Key figures from the mortgage industry met the Economic Secretary to the Treasury, Harriett Baldwin, today (16 July 2015) for the bi-annual Home Finance Forum.
These included Paul Smee from the Council of Mortgage Lenders and representatives of all major banks and building societies, as well as civic groups such as Shelter and Citizens’ Advice.
Pensions Minister Ros Altmann and Housing Minister Brandon Lewis also attended along with representatives from the Bank of England and Financial Conduct Authority, in recognition of the importance of engaging with the industry across government.
The Economic Secretary focused on the importance of the mortgage industry ensuring that the market delivers for hard-working people at every stage of their life, from the Help to Buy ISA for first-time buyers to supporting lending to older people.
She also thanked the industry for their support over the last Parliament in securing the economic recovery. Since 2010, 2.8 million mortgages have been advanced, worth a total of £444.5 billion, and by backing the government’s flagship Help to Buy schemes, the industry has helped nearly 100,000 people get onto or move up the housing ladder.
The Council of Mortgage Lenders and Which? also discussed a series of reforms to promote mortgage transparency that they are working on with the government, which are expected to be announced this Summer.
Harriett Baldwin, Economic Secretary to the Treasury, said:
It was great to meet with the mortgage industry today to discuss how we can work together to ensure that the mortgage market works for every stage of someone’s life.
The government’s Help to Buy: ISA – due to launch later in the year – will get young people on to the housing ladder, while our work on supporting lending to older people will make sure the mortgage market delivers for those who have worked hard all their life.
Last year the government asked Which? and the Council of Mortgage Lenders to work together on practical steps that could to be taken to improve the transparency of mortgage fees.
It was great to hear today about the excellent progress that this project has made towards making sure that hardworking families can get the best-possible deal on their mortgage.
I’m looking forward to continuing to work closely with the industry on this and other important issues as part of our long-term plan for working people.
Paul Smee, Director General of the CML, said:
We are pleased that the real effect which the mortgage market can have on people’s lives is recognised within government.

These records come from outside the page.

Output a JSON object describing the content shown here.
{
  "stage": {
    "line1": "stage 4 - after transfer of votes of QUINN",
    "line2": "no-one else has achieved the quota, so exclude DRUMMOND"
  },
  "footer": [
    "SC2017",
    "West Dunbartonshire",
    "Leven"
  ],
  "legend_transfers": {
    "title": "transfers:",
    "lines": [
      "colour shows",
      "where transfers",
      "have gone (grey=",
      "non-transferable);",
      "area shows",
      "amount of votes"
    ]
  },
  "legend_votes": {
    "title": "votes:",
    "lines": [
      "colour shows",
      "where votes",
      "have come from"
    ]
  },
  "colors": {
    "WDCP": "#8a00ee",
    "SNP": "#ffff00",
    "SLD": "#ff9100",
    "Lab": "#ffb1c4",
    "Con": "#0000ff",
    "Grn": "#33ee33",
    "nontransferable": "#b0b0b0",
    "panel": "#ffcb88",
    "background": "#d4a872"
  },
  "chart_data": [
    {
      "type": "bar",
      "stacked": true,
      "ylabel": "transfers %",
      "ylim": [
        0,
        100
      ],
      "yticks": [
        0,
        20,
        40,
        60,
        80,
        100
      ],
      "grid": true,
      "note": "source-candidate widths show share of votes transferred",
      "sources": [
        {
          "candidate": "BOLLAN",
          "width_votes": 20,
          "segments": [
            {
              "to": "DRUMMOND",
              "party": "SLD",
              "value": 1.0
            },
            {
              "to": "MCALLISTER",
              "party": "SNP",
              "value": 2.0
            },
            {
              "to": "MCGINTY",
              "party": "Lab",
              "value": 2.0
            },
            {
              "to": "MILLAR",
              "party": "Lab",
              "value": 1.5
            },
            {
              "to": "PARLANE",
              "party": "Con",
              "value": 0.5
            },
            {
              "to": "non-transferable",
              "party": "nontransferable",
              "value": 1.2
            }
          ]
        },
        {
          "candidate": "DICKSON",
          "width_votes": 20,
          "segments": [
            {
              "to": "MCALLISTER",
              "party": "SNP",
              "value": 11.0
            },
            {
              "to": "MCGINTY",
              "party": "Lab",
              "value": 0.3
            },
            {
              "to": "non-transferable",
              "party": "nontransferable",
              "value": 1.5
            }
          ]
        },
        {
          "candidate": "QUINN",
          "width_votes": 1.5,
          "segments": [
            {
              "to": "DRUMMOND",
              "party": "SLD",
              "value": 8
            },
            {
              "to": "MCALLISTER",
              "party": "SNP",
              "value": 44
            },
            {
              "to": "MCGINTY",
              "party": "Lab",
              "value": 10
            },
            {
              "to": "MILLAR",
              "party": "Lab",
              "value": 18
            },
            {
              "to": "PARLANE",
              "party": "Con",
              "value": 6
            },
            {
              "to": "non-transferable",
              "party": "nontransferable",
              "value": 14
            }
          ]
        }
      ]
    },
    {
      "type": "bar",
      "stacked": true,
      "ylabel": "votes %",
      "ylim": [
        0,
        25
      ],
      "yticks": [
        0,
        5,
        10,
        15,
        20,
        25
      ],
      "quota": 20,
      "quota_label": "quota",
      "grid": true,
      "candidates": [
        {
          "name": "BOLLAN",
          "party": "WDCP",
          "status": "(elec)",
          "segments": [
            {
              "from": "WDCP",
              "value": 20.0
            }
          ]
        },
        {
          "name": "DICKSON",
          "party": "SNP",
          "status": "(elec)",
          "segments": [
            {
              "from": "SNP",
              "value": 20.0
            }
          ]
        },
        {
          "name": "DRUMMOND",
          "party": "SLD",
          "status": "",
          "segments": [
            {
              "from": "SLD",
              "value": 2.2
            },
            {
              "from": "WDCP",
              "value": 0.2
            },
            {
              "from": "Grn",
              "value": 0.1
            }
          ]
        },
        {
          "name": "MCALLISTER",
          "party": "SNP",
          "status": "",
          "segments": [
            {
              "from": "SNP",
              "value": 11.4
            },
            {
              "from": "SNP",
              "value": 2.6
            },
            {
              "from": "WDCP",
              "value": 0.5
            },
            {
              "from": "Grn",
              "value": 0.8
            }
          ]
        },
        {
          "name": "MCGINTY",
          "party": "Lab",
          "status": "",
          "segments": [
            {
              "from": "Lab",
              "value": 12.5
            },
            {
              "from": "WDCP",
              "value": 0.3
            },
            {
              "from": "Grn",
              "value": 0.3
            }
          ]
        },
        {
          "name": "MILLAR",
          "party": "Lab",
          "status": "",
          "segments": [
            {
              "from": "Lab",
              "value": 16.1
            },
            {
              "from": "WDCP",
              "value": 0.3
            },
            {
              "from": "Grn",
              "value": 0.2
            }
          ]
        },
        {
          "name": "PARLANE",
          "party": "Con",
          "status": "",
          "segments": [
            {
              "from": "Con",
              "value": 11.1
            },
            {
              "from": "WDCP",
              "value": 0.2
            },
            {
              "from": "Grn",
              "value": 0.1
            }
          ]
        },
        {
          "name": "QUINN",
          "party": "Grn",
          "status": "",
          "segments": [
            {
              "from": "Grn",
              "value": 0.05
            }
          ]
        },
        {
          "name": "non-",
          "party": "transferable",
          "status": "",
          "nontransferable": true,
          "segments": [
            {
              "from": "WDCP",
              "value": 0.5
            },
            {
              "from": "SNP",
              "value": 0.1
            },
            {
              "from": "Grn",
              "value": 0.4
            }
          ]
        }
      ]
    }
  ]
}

We take the industry’s responsibilities to borrowers very seriously; we hope the improvements we are making to the transparency of fees and charges will help make it easier for people to understand mortgage costs more easily, and will support the many benefits that a wide choice of mortgages brings to consumers.
Brandon Lewis, Housing Minister, said:
I was pleased to meet with representatives from the mortgage industry and across government to discuss how we can work together to ensure anyone who works hard and aspires to own their own home can turn their dream into a reality.
Our long-term economic plan has turned this country around to one where the numbers of first-time buyers are at their highest since 2007, housebuilding continues to climb and over 225,000 households have been helped to buy or reserve property since 2010 through government-backed schemes.
And even more first time buyers are expected to be helped when the government’s Help to Buy ISA launches this later this year.
Baroness Altmann, Minister for Pensions, said:
The Government is committed to ensuring that the mortgage market delivers for those who have worked hard all their life.
We will continue to work with mortgage lenders to ensure their products and practices reflect changing societal realities, such as the increased prevalence of later life working and secure private pension income through retirement.
We want to ensure that people have fair access to mortgage finance when they need it.